自動車部品メーカーの三重精機、AI図面管理導入で見積もり作成時間を大幅短縮:メカ設計ニュース
New Innovationsは、自動車部品メーカーの三重精機が同社の図面管理システム「図面バンク」を導入したと発表した。これにより、見積もり作成時間の短縮や、場所を問わず図面を確認できる柔軟な運用が可能になったという。
New Innovationsは2025年8月22日、自動車部品メーカーの三重精機が同社のAI(人工知能)図面管理システム「図面バンク」を導入したと発表した。

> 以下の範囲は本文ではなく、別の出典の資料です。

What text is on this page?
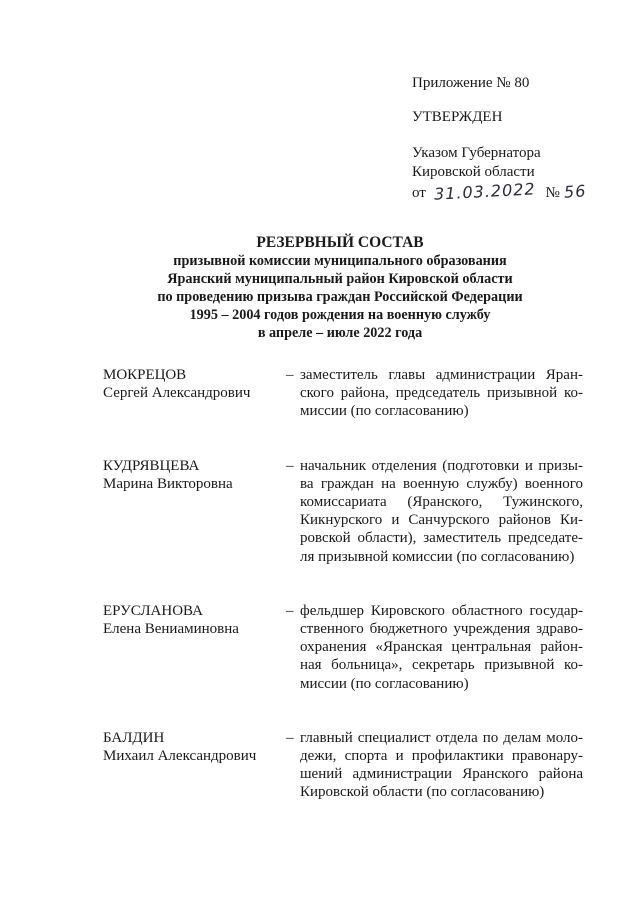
Приложение № 80
УТВЕРЖДЕН
Указом Губернатора
Кировской области
от 31.03.2022 № 56
РЕЗЕРВНЫЙ СОСТАВ
призывной комиссии муниципального образования
Яранский муниципальный район Кировской области
по проведению призыва граждан Российской Федерации
1995 – 2004 годов рождения на военную службу
в апреле – июле 2022 года
МОКРЕЦОВ
Сергей Александрович
– заместитель главы администрации Яранского района, председатель призывной комиссии (по согласованию)
КУДРЯВЦЕВА
Марина Викторовна
– начальник отделения (подготовки и призыва граждан на военную службу) военного комиссариата (Яранского, Тужинского, Кикнурского и Санчурского районов Кировской области), заместитель председателя призывной комиссии (по согласованию)
ЕРУСЛАНОВА
Елена Вениаминовна
– фельдшер Кировского областного государственного бюджетного учреждения здравоохранения «Яранская центральная районная больница», секретарь призывной комиссии (по согласованию)
БАЛДИН
Михаил Александрович
– главный специалист отдела по делам молодежи, спорта и профилактики правонарушений администрации Яранского района Кировской области (по согласованию)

三重精機では、新規販路の拡大に伴い見積件数が大幅に増加する中、生産技術部が対応する加工見積が属人化しており、顧客への回答が遅れるという課題を抱えていた。また、図面や関連書類を紙で保管していたため、必要書類の検索に多大な時間を要していた。
こうした課題を解決すべく図面管理サービスの導入を検討する中で、費用感や機能面、さらにIDフリーで将来的に社内全体へ展開できる可能性を感じたことから、図面バンクの導入を決定した。
図面バンクは、図面と関連書類(見積書、各種技術文書、CAD/CAMファイルなど)をひも付けてクラウド上に保存/管理し、AIを活用することで、無数の過去図面から類似形状を即座に検索できるクラウド型図面管理システムだ。特定の担当者に依存することなく、必要な情報や過去のデータへアクセス可能となり、図面検索の手間や人件費の大幅な削減が期待できる。

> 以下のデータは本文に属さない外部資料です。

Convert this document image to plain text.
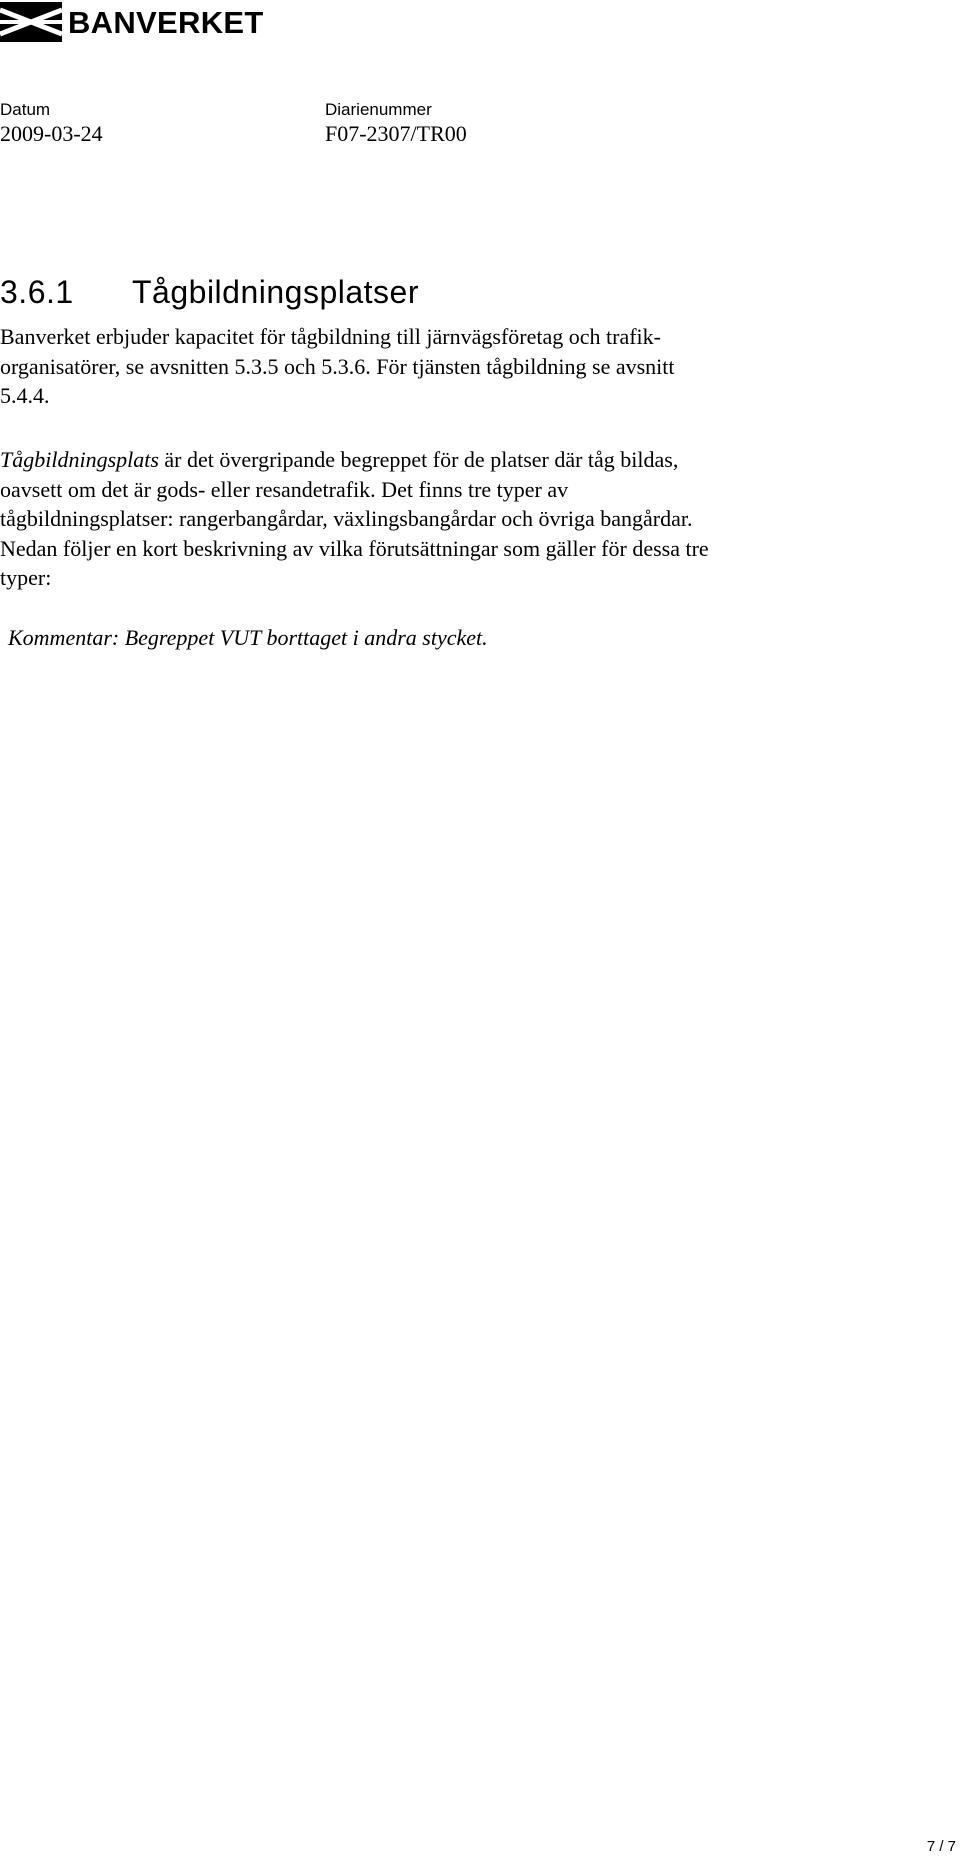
BANVERKET
Datum
2009-03-24
Diarienummer
F07-2307/TR00
3.6.1 Tågbildningsplatser

Banverket erbjuder kapacitet för tågbildning till järnvägsföretag och trafik-
organisatörer, se avsnitten 5.3.5 och 5.3.6. För tjänsten tågbildning se avsnitt
5.4.4.

Tågbildningsplats är det övergripande begreppet för de platser där tåg bildas,
oavsett om det är gods- eller resandetrafik. Det finns tre typer av
tågbildningsplatser: rangerbangårdar, växlingsbangårdar och övriga bangårdar.
Nedan följer en kort beskrivning av vilka förutsättningar som gäller för dessa tre
typer:

Kommentar: Begreppet VUT borttaget i andra stycket.

7 / 7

三重精機では、図面バンクの類似検索機能により、過去の見積もり案件からサイクルタイムを引用できるようになり、見積書の作成に要する時間の短縮が可能となった。さらに、これまでは会社や工場に戻らなければ図面を確認できなかったが、外出先などからでも確認が可能となった。なお、20代から60代までの幅広い年齢層の社員が図面バンクを利用しているが、基本的な操作で戸惑うことはないという。